Why do land sellers want to keep mining rights?

Ok let me get this straight; You can accuse someone of trespassing but you claim what you’ve dug? If you think that is unfair. I think when land sellers sell land it should be everything attached to it not just "ok here is the land, you can grow crops, build houses but not TO BIG, and you can dig but if you find anything ITS MINE!" I understand why air rights might be denied (CRAZY PEOPLE WOULD ACCUSE A BIRD OF TRESPASSING) but for mining rights i still think if the owners didn’t dig before they sold it, then it should be illegal to declare them yours as the customer legally purchased them? What do you think

7 Responses to “Why do land sellers want to keep mining rights?”

  1. Spock (rhp) Says:

    you are welcome to refuse to buy any such deals. it’s free enterprise.

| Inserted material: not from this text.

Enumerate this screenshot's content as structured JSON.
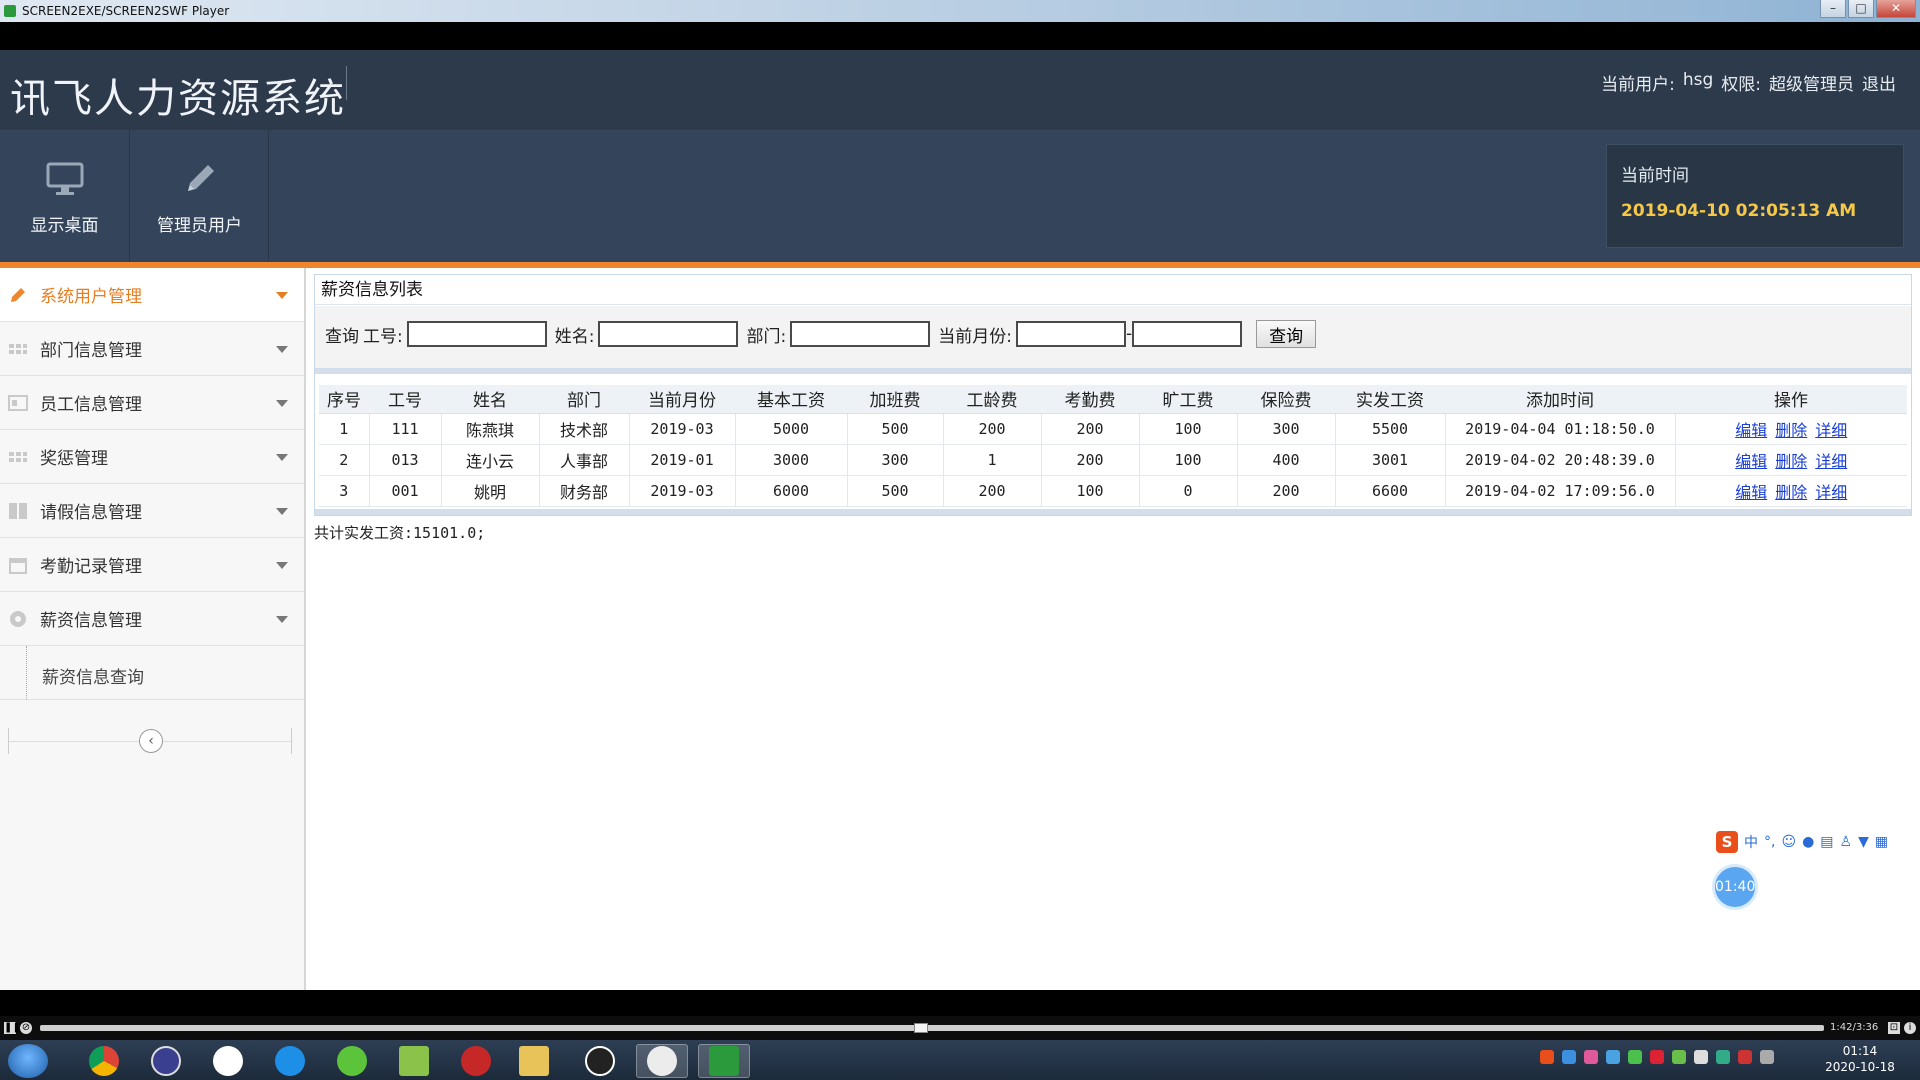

    sellers, rather obviously, want the mining rights because experience is suggesting that even rights which aren’t valuable today might become valuable in 50 years.

  2. wizjp Says:


    If you want the mineral rights, you have them deeded to you.

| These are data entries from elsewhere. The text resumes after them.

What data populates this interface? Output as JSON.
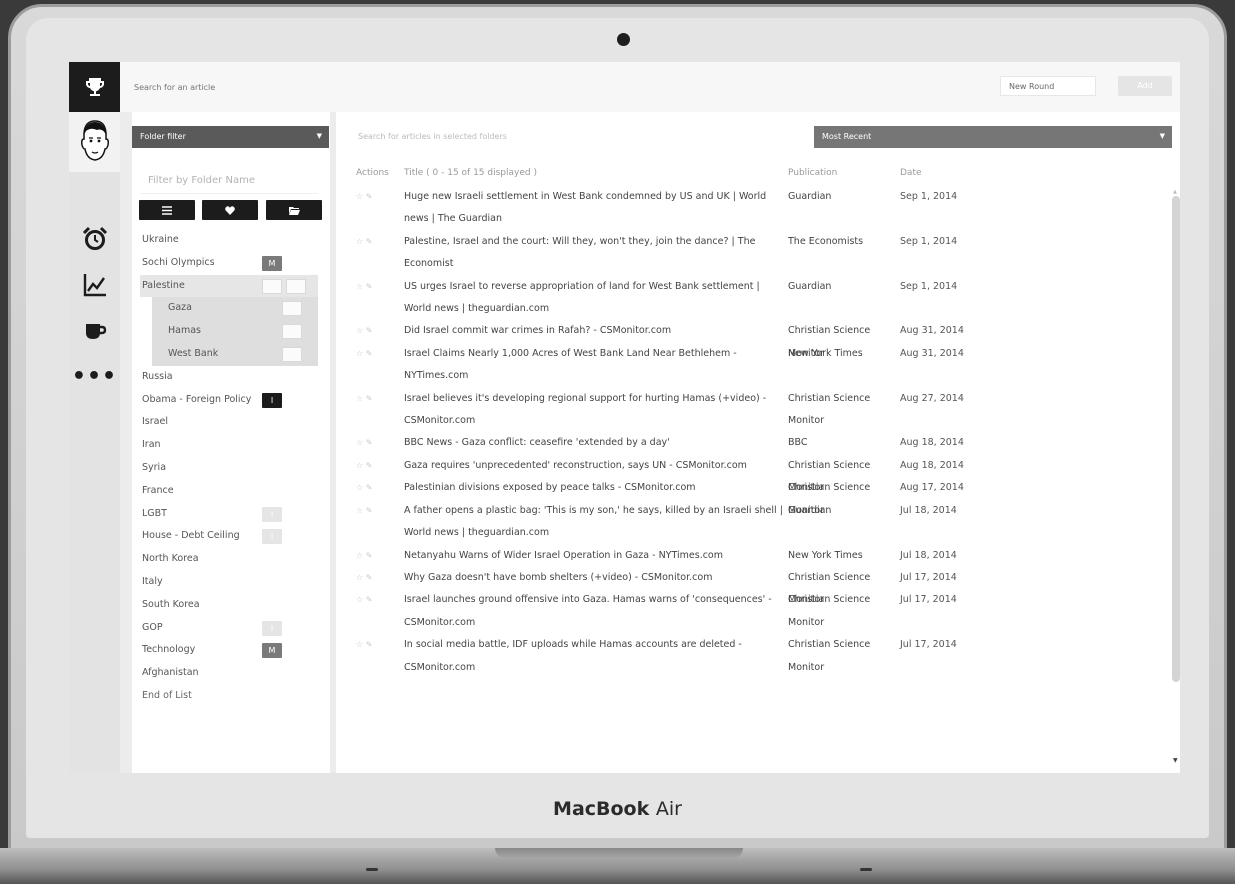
{
  "device": {
    "brand": "MacBook",
    "model": "Air"
  },
  "topbar": {
    "search_placeholder": "Search for an article",
    "new_round": "New Round",
    "add_label": "Add"
  },
  "left": {
    "folder_filter": "Folder filter",
    "filter_placeholder": "Filter by Folder Name",
    "folders": [
      {
        "name": "Ukraine",
        "badge": "",
        "badge_style": "",
        "selected": false,
        "sub": false
      },
      {
        "name": "Sochi Olympics",
        "badge": "M",
        "badge_style": "grey",
        "selected": false,
        "sub": false
      },
      {
        "name": "Palestine",
        "badge": "",
        "badge_style": "box",
        "selected": true,
        "sub": false
      },
      {
        "name": "Gaza",
        "badge": "",
        "badge_style": "box",
        "selected": true,
        "sub": true
      },
      {
        "name": "Hamas",
        "badge": "",
        "badge_style": "box",
        "selected": true,
        "sub": true
      },
      {
        "name": "West Bank",
        "badge": "",
        "badge_style": "box",
        "selected": true,
        "sub": true
      },
      {
        "name": "Russia",
        "badge": "",
        "badge_style": "",
        "selected": false,
        "sub": false
      },
      {
        "name": "Obama - Foreign Policy",
        "badge": "I",
        "badge_style": "dark",
        "selected": false,
        "sub": false
      },
      {
        "name": "Israel",
        "badge": "",
        "badge_style": "",
        "selected": false,
        "sub": false
      },
      {
        "name": "Iran",
        "badge": "",
        "badge_style": "",
        "selected": false,
        "sub": false
      },
      {
        "name": "Syria",
        "badge": "",
        "badge_style": "",
        "selected": false,
        "sub": false
      },
      {
        "name": "France",
        "badge": "",
        "badge_style": "",
        "selected": false,
        "sub": false
      },
      {
        "name": "LGBT",
        "badge": "I",
        "badge_style": "light",
        "selected": false,
        "sub": false
      },
      {
        "name": "House - Debt Ceiling",
        "badge": "I",
        "badge_style": "light",
        "selected": false,
        "sub": false
      },
      {
        "name": "North Korea",
        "badge": "",
        "badge_style": "",
        "selected": false,
        "sub": false
      },
      {
        "name": "Italy",
        "badge": "",
        "badge_style": "",
        "selected": false,
        "sub": false
      },
      {
        "name": "South Korea",
        "badge": "",
        "badge_style": "",
        "selected": false,
        "sub": false
      },
      {
        "name": "GOP",
        "badge": "I",
        "badge_style": "light",
        "selected": false,
        "sub": false
      },
      {
        "name": "Technology",
        "badge": "M",
        "badge_style": "grey",
        "selected": false,
        "sub": false
      },
      {
        "name": "Afghanistan",
        "badge": "",
        "badge_style": "",
        "selected": false,
        "sub": false
      },
      {
        "name": "End of List",
        "badge": "",
        "badge_style": "",
        "selected": false,
        "sub": false,
        "end": true
      }
    ]
  },
  "main": {
    "article_search_placeholder": "Search for articles in selected folders",
    "sort": "Most Recent",
    "headers": {
      "actions": "Actions",
      "title": "Title ( 0 - 15 of 15 displayed )",
      "publication": "Publication",
      "date": "Date"
    },
    "rows": [
      {
        "title": "Huge new Israeli settlement in West Bank condemned by US and UK | World news | The Guardian",
        "pub": "Guardian",
        "date": "Sep 1, 2014"
      },
      {
        "title": "Palestine, Israel and the court: Will they, won't they, join the dance? | The Economist",
        "pub": "The Economists",
        "date": "Sep 1, 2014"
      },
      {
        "title": "US urges Israel to reverse appropriation of land for West Bank settlement | World news | theguardian.com",
        "pub": "Guardian",
        "date": "Sep 1, 2014"
      },
      {
        "title": "Did Israel commit war crimes in Rafah? - CSMonitor.com",
        "pub": "Christian Science Monitor",
        "date": "Aug 31, 2014"
      },
      {
        "title": "Israel Claims Nearly 1,000 Acres of West Bank Land Near Bethlehem - NYTimes.com",
        "pub": "New York Times",
        "date": "Aug 31, 2014"
      },
      {
        "title": "Israel believes it's developing regional support for hurting Hamas (+video) - CSMonitor.com",
        "pub": "Christian Science Monitor",
        "date": "Aug 27, 2014"
      },
      {
        "title": "BBC News - Gaza conflict: ceasefire 'extended by a day'",
        "pub": "BBC",
        "date": "Aug 18, 2014"
      },
      {
        "title": "Gaza requires 'unprecedented' reconstruction, says UN - CSMonitor.com",
        "pub": "Christian Science Monitor",
        "date": "Aug 18, 2014"
      },
      {
        "title": "Palestinian divisions exposed by peace talks - CSMonitor.com",
        "pub": "Christian Science Monitor",
        "date": "Aug 17, 2014"
      },
      {
        "title": "A father opens a plastic bag: 'This is my son,' he says, killed by an Israeli shell | World news | theguardian.com",
        "pub": "Guardian",
        "date": "Jul 18, 2014"
      },
      {
        "title": "Netanyahu Warns of Wider Israel Operation in Gaza - NYTimes.com",
        "pub": "New York Times",
        "date": "Jul 18, 2014"
      },
      {
        "title": "Why Gaza doesn't have bomb shelters (+video) - CSMonitor.com",
        "pub": "Christian Science Monitor",
        "date": "Jul 17, 2014"
      },
      {
        "title": "Israel launches ground offensive into Gaza. Hamas warns of 'consequences' - CSMonitor.com",
        "pub": "Christian Science Monitor",
        "date": "Jul 17, 2014"
      },
      {
        "title": "In social media battle, IDF uploads while Hamas accounts are deleted - CSMonitor.com",
        "pub": "Christian Science Monitor",
        "date": "Jul 17, 2014"
      }
    ]
  },
  "icons": [
    "trophy-icon",
    "avatar",
    "alarm-clock-icon",
    "line-chart-icon",
    "coffee-cup-icon",
    "more-dots-icon",
    "list-icon",
    "heart-icon",
    "folder-open-icon",
    "star-icon",
    "edit-icon"
  ]
}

    Most people live on 1/8th acre lots in Subdivision and could care less. Pretty much NO SALE fails to convey the mineral rights in most places unless that was the reason for the sale in the first place.

  3. Bill Says:

    It always debatable. A mining or oil exploration company needs the rights to drill or dig below the surface. They can do this without actually going on to your property. If you are buying a piece of property you can demand all rights and if they won’t include them in the sale you can pass on the purchase.

  4. alicialions Says:

    I agree with you

  5. realtor.sailor Says:

    You’re referring to sub-surface rights; oil, gas and minerals (ogm). It’s perfectly legal for a prior seller to retain ogm. However, zoning could prevent the extraction of ogm. For example if you’re in a residential zone neighborhood an oil company would be prevented from erecting a derrick.


  6. ? Says:

    http://gooods.info/143480/for-mines is amazing.

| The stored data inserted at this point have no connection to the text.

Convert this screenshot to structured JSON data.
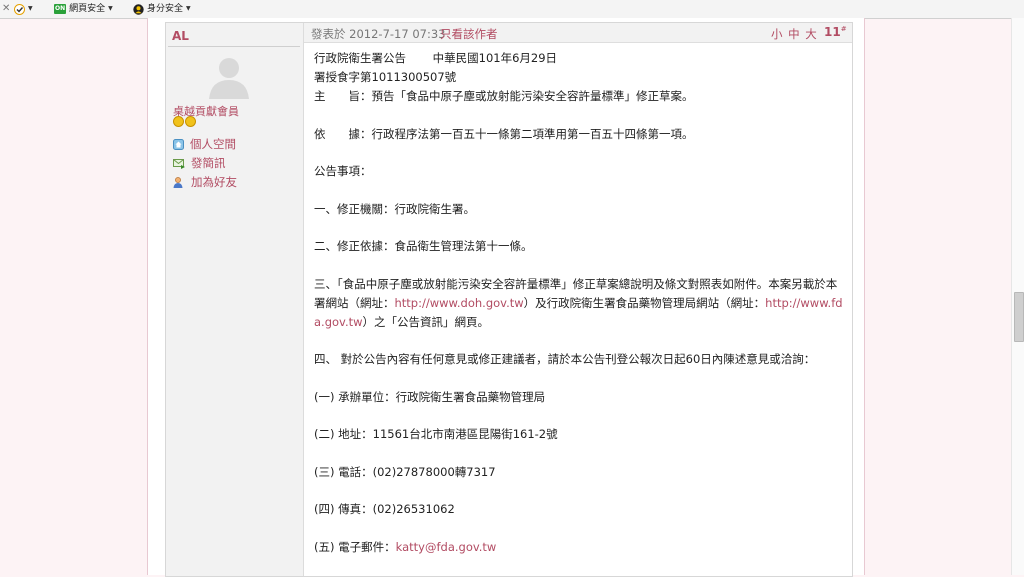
{
  "toolbar": {
    "item1_label": "網頁安全",
    "item1_badge": "ON",
    "item2_label": "身分安全"
  },
  "user": {
    "name": "AL",
    "rank": "桌越貢獻會員",
    "links": [
      "個人空間",
      "發簡訊",
      "加為好友"
    ]
  },
  "post": {
    "posted": "發表於 2012-7-17 07:33",
    "author_only": "只看該作者",
    "font_sizes": "小 中 大",
    "floor_number": "11",
    "floor_suffix": "#"
  },
  "content": {
    "line1a": "行政院衛生署公告",
    "line1b": "中華民國101年6月29日",
    "line2": "署授食字第1011300507號",
    "line3a": "主　　旨：",
    "line3b": "預告「食品中原子塵或放射能污染安全容許量標準」修正草案。",
    "line4a": "依　　據：",
    "line4b": "行政程序法第一百五十一條第二項準用第一百五十四條第一項。",
    "line5": "公告事項：",
    "line6": "一、修正機關：行政院衛生署。",
    "line7": "二、修正依據：食品衛生管理法第十一條。",
    "p3_part1": "三、「食品中原子塵或放射能污染安全容許量標準」修正草案總說明及條文對照表如附件。本案另載於本署網站（網址：",
    "p3_link1": "http://www.doh.gov.tw",
    "p3_part2": "）及行政院衛生署食品藥物管理局網站（網址：",
    "p3_link2": "http://www.fda.gov.tw",
    "p3_part3": "）之「公告資訊」網頁。",
    "line9": "四、 對於公告內容有任何意見或修正建議者，請於本公告刊登公報次日起60日內陳述意見或洽詢：",
    "line10": "(一) 承辦單位：行政院衛生署食品藥物管理局",
    "line11": "(二) 地址：11561台北市南港區昆陽街161-2號",
    "line12": "(三) 電話：(02)27878000轉7317",
    "line13": "(四) 傳真：(02)26531062",
    "line14_label": "(五) 電子郵件：",
    "line14_link": "katty@fda.gov.tw"
  }
}
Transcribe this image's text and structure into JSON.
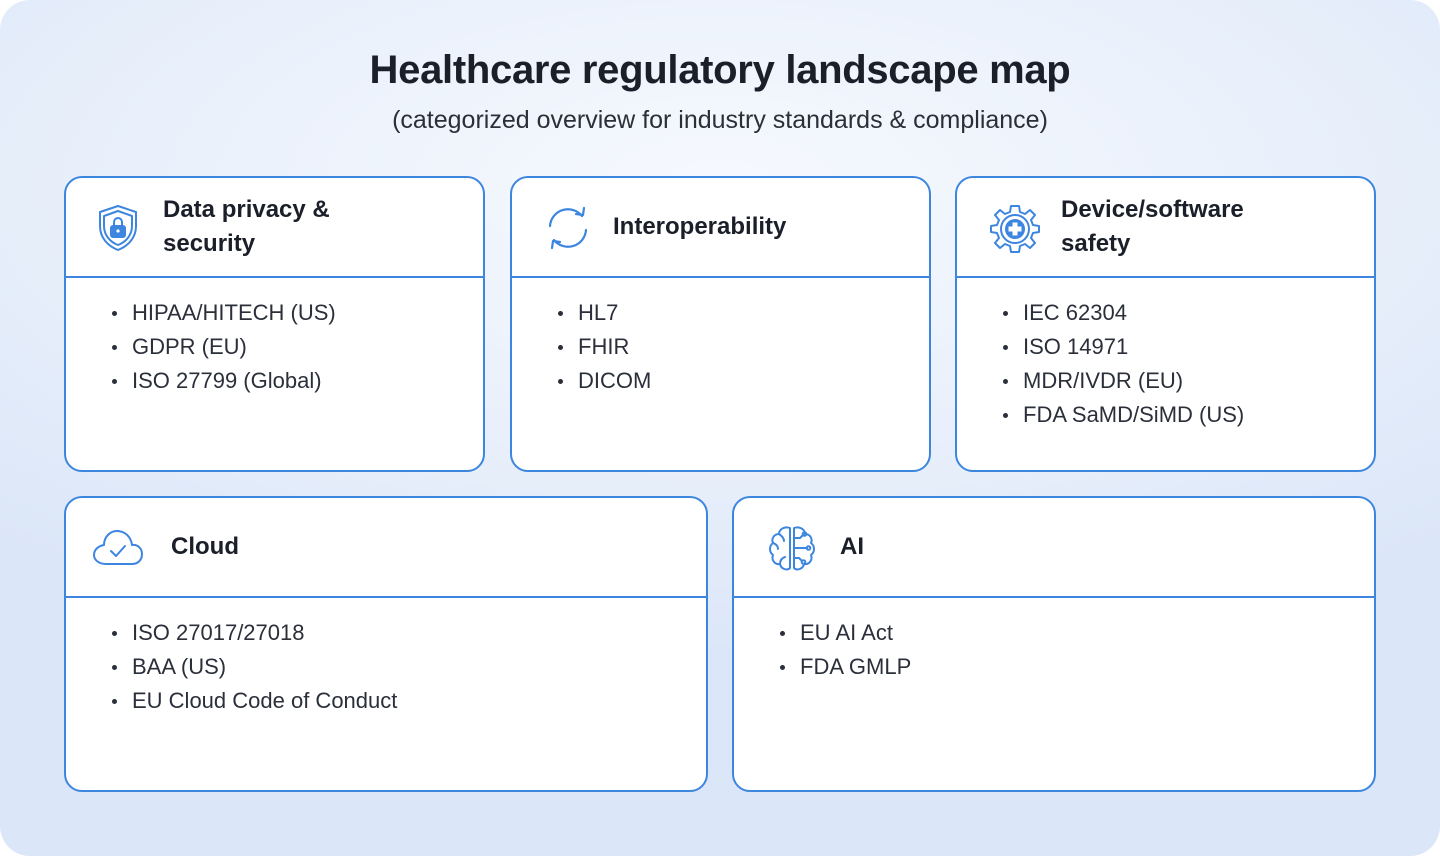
{
  "header": {
    "title": "Healthcare regulatory landscape map",
    "subtitle": "(categorized overview for industry standards & compliance)"
  },
  "colors": {
    "accent": "#3d86e0",
    "text": "#1b1f2a"
  },
  "cards": [
    {
      "title": "Data privacy & security",
      "icon": "shield-lock-icon",
      "items": [
        "HIPAA/HITECH (US)",
        "GDPR (EU)",
        "ISO 27799 (Global)"
      ]
    },
    {
      "title": "Interoperability",
      "icon": "sync-arrows-icon",
      "items": [
        "HL7",
        "FHIR",
        "DICOM"
      ]
    },
    {
      "title": "Device/software safety",
      "icon": "gear-medical-cross-icon",
      "items": [
        "IEC 62304",
        "ISO 14971",
        "MDR/IVDR (EU)",
        "FDA SaMD/SiMD (US)"
      ]
    },
    {
      "title": "Cloud",
      "icon": "cloud-check-icon",
      "items": [
        "ISO 27017/27018",
        "BAA (US)",
        "EU Cloud Code of Conduct"
      ]
    },
    {
      "title": "AI",
      "icon": "brain-circuit-icon",
      "items": [
        "EU AI Act",
        "FDA GMLP"
      ]
    }
  ]
}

  7. Kansas Land Brokers Says:

    Mineral rights are separate from the deed (just as air rights are separated if they are sold, for example there is a property where the state bought the air rights to a property to build an overpass). Each state has different laws but in some states if a mineral lease (not the mineral right) is not used within so many years (20 for example in one state) then all mineral rights go back to the owner. Depends on the state, the deed and the contract.